Até os anos 90 maltratar os bichinhos para demonstrar hipnotismo era “normal”,
tão normal quanto usar animais no circo. Você podia ligar a televisão e ver
alguém hipnotizando uma galinha no Programa do Gugu. Hoje é diferente, isso já dá
bastante problema. Então não queira ficar riscando o bico das galinhas no chão e
estressando elas para ver o que acontecer. Deixa as galinhas em paz, tudo bem?
Bom, em 1962 na Irlanda, um famoso curandeiro chamado Greatrakes, afirmava ser um
enviado divino, dos céus, que tinha fantásticos poderes de cura. Ele usou esses
poderes então para curar milhares de pessoas na época. Greatrakes dava passes nas
pessoas, assim como Paracelso, que faziam as pessoas terem um desligamento do
corpo, provavelmente o mesmo desligamento que já acontecia no Egito, aquele transe
que a gente viu, e que na época Greatrakes dizia que esse desligamento fazia
desligar os demônios do corpo da pessoa, que eram então afastados para sempre.

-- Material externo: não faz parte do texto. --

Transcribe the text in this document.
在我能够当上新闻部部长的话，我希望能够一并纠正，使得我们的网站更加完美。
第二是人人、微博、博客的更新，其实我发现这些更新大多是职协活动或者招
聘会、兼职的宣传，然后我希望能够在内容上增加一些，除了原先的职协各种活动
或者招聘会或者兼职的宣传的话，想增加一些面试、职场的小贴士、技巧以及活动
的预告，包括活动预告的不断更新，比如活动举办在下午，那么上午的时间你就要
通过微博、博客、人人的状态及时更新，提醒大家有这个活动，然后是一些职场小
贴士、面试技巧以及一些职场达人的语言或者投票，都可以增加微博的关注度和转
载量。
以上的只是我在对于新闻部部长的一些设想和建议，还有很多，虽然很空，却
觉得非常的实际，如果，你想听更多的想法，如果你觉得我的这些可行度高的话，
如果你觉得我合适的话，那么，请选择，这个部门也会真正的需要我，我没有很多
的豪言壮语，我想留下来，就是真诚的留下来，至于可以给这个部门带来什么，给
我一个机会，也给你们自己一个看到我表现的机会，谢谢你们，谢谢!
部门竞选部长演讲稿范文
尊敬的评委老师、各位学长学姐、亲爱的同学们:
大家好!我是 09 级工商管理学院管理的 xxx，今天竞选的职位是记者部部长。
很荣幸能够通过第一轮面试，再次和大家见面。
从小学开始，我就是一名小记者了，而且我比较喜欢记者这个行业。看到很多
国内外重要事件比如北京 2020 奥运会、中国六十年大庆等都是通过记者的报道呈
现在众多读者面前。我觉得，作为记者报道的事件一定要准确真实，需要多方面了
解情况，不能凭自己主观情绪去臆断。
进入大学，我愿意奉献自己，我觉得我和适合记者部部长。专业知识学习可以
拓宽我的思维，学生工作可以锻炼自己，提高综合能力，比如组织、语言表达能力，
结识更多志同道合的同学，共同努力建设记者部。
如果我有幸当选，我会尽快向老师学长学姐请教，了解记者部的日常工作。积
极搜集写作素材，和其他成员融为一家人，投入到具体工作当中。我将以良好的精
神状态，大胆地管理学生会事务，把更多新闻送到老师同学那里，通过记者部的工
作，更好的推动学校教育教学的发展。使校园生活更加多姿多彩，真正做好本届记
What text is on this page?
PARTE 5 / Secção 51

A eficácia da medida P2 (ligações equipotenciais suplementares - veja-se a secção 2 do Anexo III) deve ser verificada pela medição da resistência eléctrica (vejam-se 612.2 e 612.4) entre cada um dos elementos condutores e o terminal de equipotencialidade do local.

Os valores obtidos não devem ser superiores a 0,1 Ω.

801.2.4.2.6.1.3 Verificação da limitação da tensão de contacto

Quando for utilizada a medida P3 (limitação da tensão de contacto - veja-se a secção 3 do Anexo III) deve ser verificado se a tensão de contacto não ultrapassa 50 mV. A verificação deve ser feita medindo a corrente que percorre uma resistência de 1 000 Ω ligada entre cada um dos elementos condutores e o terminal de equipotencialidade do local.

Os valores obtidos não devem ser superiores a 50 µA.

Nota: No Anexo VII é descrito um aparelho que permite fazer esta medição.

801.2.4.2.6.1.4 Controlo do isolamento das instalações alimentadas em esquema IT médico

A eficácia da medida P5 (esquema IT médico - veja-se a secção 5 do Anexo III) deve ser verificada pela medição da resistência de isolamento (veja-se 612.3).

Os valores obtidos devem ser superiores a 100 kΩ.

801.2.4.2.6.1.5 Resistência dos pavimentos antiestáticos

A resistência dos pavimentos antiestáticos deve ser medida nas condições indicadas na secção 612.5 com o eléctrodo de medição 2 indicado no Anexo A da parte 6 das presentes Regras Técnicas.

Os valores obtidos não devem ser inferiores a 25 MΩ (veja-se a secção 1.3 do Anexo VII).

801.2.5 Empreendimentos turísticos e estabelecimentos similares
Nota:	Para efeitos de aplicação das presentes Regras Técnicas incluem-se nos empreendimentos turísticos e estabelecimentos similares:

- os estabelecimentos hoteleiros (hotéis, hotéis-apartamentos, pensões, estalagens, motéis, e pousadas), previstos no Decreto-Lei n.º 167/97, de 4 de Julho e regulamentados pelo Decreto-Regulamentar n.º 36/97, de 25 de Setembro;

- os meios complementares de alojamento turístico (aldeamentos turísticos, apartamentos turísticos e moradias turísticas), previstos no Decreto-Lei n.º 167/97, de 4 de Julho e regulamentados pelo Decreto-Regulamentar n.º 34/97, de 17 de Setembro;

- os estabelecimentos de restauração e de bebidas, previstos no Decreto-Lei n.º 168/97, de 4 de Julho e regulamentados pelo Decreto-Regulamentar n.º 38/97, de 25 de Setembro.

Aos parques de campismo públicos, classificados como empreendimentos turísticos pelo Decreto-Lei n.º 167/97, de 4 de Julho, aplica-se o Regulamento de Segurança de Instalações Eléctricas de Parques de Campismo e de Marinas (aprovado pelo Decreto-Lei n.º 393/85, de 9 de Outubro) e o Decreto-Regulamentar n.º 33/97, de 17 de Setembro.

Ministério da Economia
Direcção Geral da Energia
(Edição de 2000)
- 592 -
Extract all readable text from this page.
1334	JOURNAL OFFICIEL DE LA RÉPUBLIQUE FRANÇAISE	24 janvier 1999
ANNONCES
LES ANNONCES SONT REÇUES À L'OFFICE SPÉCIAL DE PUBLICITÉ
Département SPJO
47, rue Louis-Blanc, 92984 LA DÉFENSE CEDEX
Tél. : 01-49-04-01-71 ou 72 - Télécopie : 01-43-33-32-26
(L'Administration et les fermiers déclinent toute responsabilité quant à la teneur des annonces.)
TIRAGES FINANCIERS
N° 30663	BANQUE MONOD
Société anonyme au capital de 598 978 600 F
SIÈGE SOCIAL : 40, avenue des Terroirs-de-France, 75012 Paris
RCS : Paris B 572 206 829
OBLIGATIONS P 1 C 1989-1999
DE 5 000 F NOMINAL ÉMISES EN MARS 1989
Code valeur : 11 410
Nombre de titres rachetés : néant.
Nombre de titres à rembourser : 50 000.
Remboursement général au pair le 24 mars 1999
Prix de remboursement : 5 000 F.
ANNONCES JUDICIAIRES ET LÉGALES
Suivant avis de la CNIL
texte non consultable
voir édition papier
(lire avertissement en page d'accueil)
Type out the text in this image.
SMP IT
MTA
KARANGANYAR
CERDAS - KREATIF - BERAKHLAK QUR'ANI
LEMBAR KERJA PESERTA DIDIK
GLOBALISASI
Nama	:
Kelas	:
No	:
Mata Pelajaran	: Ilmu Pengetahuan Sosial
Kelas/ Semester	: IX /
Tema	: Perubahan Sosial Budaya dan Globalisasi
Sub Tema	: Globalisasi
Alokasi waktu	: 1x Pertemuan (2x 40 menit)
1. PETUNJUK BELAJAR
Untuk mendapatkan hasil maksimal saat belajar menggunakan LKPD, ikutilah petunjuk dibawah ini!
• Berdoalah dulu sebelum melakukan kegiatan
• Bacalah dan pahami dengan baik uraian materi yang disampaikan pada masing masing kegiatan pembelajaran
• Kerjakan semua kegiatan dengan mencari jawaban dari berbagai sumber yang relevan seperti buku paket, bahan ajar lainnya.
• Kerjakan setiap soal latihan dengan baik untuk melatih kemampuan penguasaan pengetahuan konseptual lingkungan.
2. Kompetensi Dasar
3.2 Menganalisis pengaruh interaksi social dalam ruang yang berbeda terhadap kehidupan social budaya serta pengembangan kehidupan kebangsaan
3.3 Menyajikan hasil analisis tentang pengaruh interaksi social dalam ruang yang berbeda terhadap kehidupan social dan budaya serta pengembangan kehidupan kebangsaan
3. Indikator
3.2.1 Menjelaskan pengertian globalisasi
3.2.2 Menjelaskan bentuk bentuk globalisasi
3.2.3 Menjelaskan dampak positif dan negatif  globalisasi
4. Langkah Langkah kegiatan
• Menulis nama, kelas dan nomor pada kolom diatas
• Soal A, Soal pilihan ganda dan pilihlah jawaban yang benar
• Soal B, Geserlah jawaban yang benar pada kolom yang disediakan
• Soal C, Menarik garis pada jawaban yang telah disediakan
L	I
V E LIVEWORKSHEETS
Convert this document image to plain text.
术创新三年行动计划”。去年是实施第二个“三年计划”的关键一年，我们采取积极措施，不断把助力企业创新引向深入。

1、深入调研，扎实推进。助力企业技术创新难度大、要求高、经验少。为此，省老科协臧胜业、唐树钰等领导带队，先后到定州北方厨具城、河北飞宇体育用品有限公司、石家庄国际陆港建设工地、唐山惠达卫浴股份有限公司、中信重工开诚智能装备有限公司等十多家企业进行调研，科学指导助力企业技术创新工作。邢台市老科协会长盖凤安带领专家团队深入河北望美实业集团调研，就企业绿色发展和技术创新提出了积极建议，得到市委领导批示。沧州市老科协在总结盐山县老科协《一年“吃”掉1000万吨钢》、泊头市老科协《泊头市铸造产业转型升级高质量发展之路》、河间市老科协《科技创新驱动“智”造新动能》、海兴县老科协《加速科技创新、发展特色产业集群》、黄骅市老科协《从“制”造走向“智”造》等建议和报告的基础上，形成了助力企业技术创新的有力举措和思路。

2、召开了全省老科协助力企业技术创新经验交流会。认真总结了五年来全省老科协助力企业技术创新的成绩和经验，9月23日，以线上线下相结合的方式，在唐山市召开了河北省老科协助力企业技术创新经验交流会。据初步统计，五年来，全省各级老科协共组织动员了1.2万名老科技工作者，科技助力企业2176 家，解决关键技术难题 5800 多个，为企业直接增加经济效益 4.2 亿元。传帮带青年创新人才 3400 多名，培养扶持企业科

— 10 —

É a mesma coisa que muitas religiões fazem hoje em dia. Pouco tempo depois na
história, um abade chamado Lenoble do qual nós temos poucas informações até o
momento, ficou conhecido por fazer curas usando ímãs, tipo esses ímãs de
geladeira mesmo, passando eles no corpo das pessoas. Seguindo essa mesma ideia, um
outro padre chamado Maximilian Hell, o padre Hell, húngaro, nascido em 1720, que
era também astrônomo e responsável pelo observatório de Viena, começou a fazer a
mesma coisa, usar ímãs com a intensão de curar as pessoas. E funcionava,
funcionava demais.
O padre Gassner tratou mais de 10 mil pessoas desse jeito, em um período onde na
cidade de Saint-Medard, na França, as pessoas iam na frente do túmulo do diácono
François para serem possuídas pelos demônios, entrando em curiosos estados de
transe também. É interessante que o padre Gassner além de falar em latim com as
pessoas que ele tratava, tem uma passagem da história onde ele supostamente parou
o coração de uma pessoa na frente de um médico, que verificou e atestou que de
fato o coração da pessoa havia parado. Depois com um comando do padre Gassner, o
coração dele voltou a bater. Perceba então que ele não era apenas um padre que ia
lá na humildade tratar um doente. Era um verdadeiro showman do exorcismo, como
muitos são até hoje na religião. E contemporâneo do padre Gassner, que viveu
no mesmo período, nós temos Cagliostro, um italiano que supostamente tinha
poderes paranormais de cura. E na mesma época tinham também muitos outros nomes
interessantes para a gente, como o de Galvani, que fazia experiências com as rãs
mortas, passando eletricidade por elas e vendo que elas se movimentavam mesmo
estando mortas, explicando que esse movimento acontecia por causa da suposta
existência de um fluido. Esse fluido, e todas as práticas de imposições de mãos e
também do curandeirismo, vão inspirar o famoso médico Franz Anton Mesmer, que é
um dos nomes mais importantes que a gente tem na história da hipnose.